Its.Not.Me.Its.You chapter 2 . 12/15/2009
i lovelovelove it!

cant wait for more!

hope you update soon!

Lillith-Evans chapter 2 . 12/15/2009
I did love the boys! They're adorable but I want to know more
all4hydration chapter 1 . 12/14/2009
i like it!
eaststar chapter 1 . 12/14/2009
Looks really good... But it wouldn't make sense if the dad was the good guy, make him a bit meaner. Yay! first review )
Lillith-Evans chapter 1 . 12/14/2009
I am really enjoying it D I've never read any of your other stories so I can't say how I like this one based on those but I do like this one. It seems very cute and I wonder where she'll end up now!
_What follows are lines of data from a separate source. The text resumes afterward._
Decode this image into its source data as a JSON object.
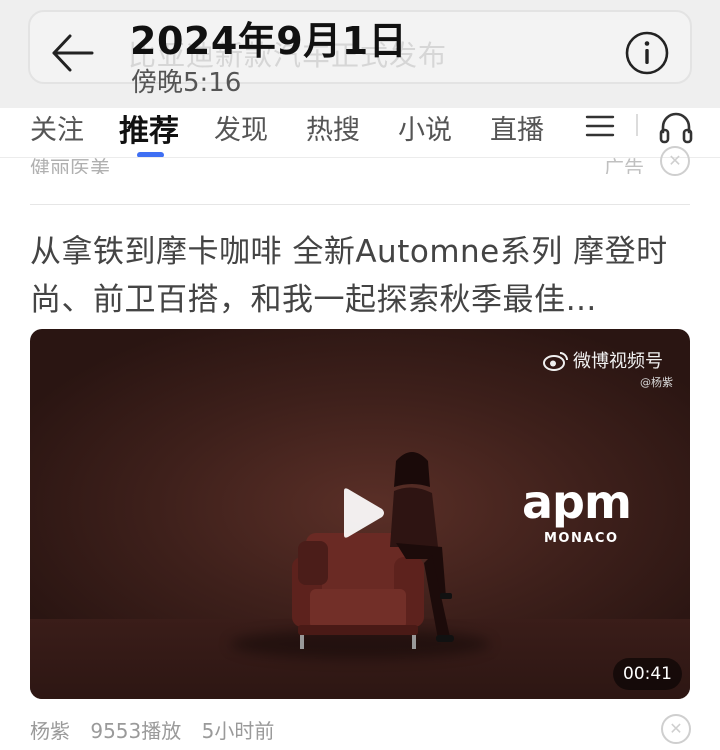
{
  "header": {
    "ghost_search_text": "比亚迪新款汽车正式发布",
    "date": "2024年9月1日",
    "time": "傍晚5:16",
    "back_icon": "arrow-left-icon",
    "info_icon": "info-circle-icon"
  },
  "tabs": [
    {
      "label": "关注",
      "active": false
    },
    {
      "label": "推荐",
      "active": true
    },
    {
      "label": "发现",
      "active": false
    },
    {
      "label": "热搜",
      "active": false
    },
    {
      "label": "小说",
      "active": false
    },
    {
      "label": "直播",
      "active": false
    }
  ],
  "tab_icons": {
    "menu": "menu-icon",
    "listen": "headphones-icon"
  },
  "ad": {
    "source": "健丽医美",
    "label": "广告"
  },
  "article": {
    "title": "从拿铁到摩卡咖啡 全新Automne系列 摩登时尚、前卫百搭，和我一起探索秋季最佳…",
    "video": {
      "watermark": "微博视频号",
      "watermark_handle": "@杨紫",
      "brand": "apm",
      "brand_sub": "MONACO",
      "duration": "00:41"
    },
    "meta": {
      "author": "杨紫",
      "plays": "9553播放",
      "time_ago": "5小时前"
    }
  },
  "colors": {
    "accent": "#3f6ff3",
    "header_bg": "#efefef",
    "video_bg": "#3e201b"
  }
}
Looking forward to the next update!
MindaAnn chapter 1 . 12/14/2009
Love the whole idea of a run-away bride. I can't wait to see which direction you go with it from here, you have so many directions. I would like to know a little it more about her. Her age? Is she in school? Clearly she must be dependent on her parents. A career woman would would not be so easily persuaded to even get into the dress. She seems like a teen - 18ish, 17ish? She must come from money because of the structure of her life...

Anyway, hope to see a new chapter up soon!
JDWrites chapter 1 . 12/14/2009
I love this character, and I can understand how this would be your guilty pleasure, it seems like it would be one of mine. I wasn't sure how I was going to come to like your girl when I realized it was in first person (I usually abhor first person unless it's written exceptionally well) but then as soon as she pulled out "Run like you stole something," I was in love. I love her comical thoughts in obscure and serious situations. And if you continue this I hope that feature about her is consistent. Now to go peruse your other things...muahahaha.